如何在块中异步收集任务+使用具有TCP连接限制的信号量？

Question

我有一个很大的（1M）db结果集，我想为其每一行调用REST API。

API可以接受批处理请求，但是我不确定如何对rows生成器进行切片，以便每个任务处理一系列行，例如10。我宁愿不预先读取所有行并坚持使用生成器。

容纳my_function以在一个http请求中发送列表很容易，但是asyncio.gather呢？也许itertools之一可以提供帮助。

请参见下面的通用伪代码进行说明：

async def main(rows):
    async with aiohttp.ClientSession() as session:
        tasks = [my_function(row, session) for row in rows]
        return await asyncio.gather(*tasks)

rows = <generator of database rows>
results = asyncio.run(main(rows))

注意：results很小，基本上是每行的确认值。

旁注，

asyncio.gather()可以（有效）处理的任务数量是否有限制？
当前gather()将所有请求/任务加载到内存中，消耗50GB（！）。如何读取和传递行和任务以减少内存使用量？这是asyncio.BoundedSemaphore()用于什么吗？
TCP连接限制为500，因为REST Web服务器可以接受那么多。如果信号量起作用，则该值应为什么，即设置信号量> TCPconnections limit是否有意义？

[aiohttp和asyncio很棒，但很难遵循-我同意此post：

asyncio一直在变化，因此请警惕旧的Stack Overflow答案。其中许多不是最新的最佳实践

编辑：

我刚刚尝试使用asyncio.BoundedSemaphore(100)，并且内存使用率大致相同（45GB）-不确定它比连接限制有任何好处

Answer 1

基于信号量的解决方案对大量任务的内存使用无济于事，因为您仍将提前创建所有协程和任务。它们将开始执行，只是其中的大多数会立即被挂起，等待信号量让它们进入。

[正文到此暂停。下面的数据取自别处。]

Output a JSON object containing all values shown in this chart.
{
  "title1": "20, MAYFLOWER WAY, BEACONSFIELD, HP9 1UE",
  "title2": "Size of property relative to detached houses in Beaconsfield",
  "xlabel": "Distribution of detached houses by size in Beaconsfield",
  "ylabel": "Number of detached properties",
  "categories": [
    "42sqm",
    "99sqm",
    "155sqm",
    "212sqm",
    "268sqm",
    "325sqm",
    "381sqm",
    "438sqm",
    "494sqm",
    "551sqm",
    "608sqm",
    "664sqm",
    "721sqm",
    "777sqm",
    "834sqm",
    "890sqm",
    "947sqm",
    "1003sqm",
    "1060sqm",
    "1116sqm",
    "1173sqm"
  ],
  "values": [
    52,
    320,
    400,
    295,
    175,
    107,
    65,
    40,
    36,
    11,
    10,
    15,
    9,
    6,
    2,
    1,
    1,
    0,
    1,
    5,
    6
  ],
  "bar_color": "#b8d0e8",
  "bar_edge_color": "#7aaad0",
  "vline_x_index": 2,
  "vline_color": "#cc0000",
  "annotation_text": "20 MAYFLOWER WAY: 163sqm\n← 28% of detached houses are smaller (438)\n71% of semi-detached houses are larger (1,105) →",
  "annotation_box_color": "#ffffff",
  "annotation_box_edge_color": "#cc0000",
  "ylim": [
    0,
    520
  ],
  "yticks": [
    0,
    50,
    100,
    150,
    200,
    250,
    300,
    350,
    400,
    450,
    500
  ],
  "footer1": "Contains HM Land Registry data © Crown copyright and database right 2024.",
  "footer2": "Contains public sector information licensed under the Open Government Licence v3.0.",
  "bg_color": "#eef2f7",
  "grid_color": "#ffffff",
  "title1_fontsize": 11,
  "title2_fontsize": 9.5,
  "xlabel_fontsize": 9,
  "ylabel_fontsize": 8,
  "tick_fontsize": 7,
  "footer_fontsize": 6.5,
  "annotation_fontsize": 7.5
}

相反，您可以创建固定数量的工作程序，并通过队列将它们提供给数据库行：

async def worker(queue, session):
    while True:
        row = await queue.get()
        await my_function(row, session)
        # Mark the item as processed, allowing queue.join() to keep
        # track of remaining work and know when everything is done.
        queue.task_done()

async def main(rows):
    N_WORKERS = 50
    queue = asyncio.Queue(N_WORKERS)
    async with aiohttp.ClientSession() as session:
        # create 50 workers and feed them tasks
        workers = [asyncio.create_task(worker(queue, session))
                   for _ in range(N_WORKERS)]
        # Feed the database rows to the workers. The fixed-capacity of the
        # queue ensures that we never hold all rows in the memory at the
        # same time. (When the queue reaches full capacity, this will block
        # until a worker dequeues an item.)
        async for row in rows:
            await queue.put(row)
        # Wait for all enqueued items to be processed.
        await queue.join()
    # The workers are now idly waiting for the next queue item and we
    # no longer need them.
    for worker in workers:
        worker.cancel()

请注意，rows应该是异步生成器。如果它是普通生成器，则可能会阻塞事件循环并成为瓶颈。如果您的数据库不支持异步接口，请参见this answer，以了解通过在专用线程中运行阻止生成器将其转换为异步的方法。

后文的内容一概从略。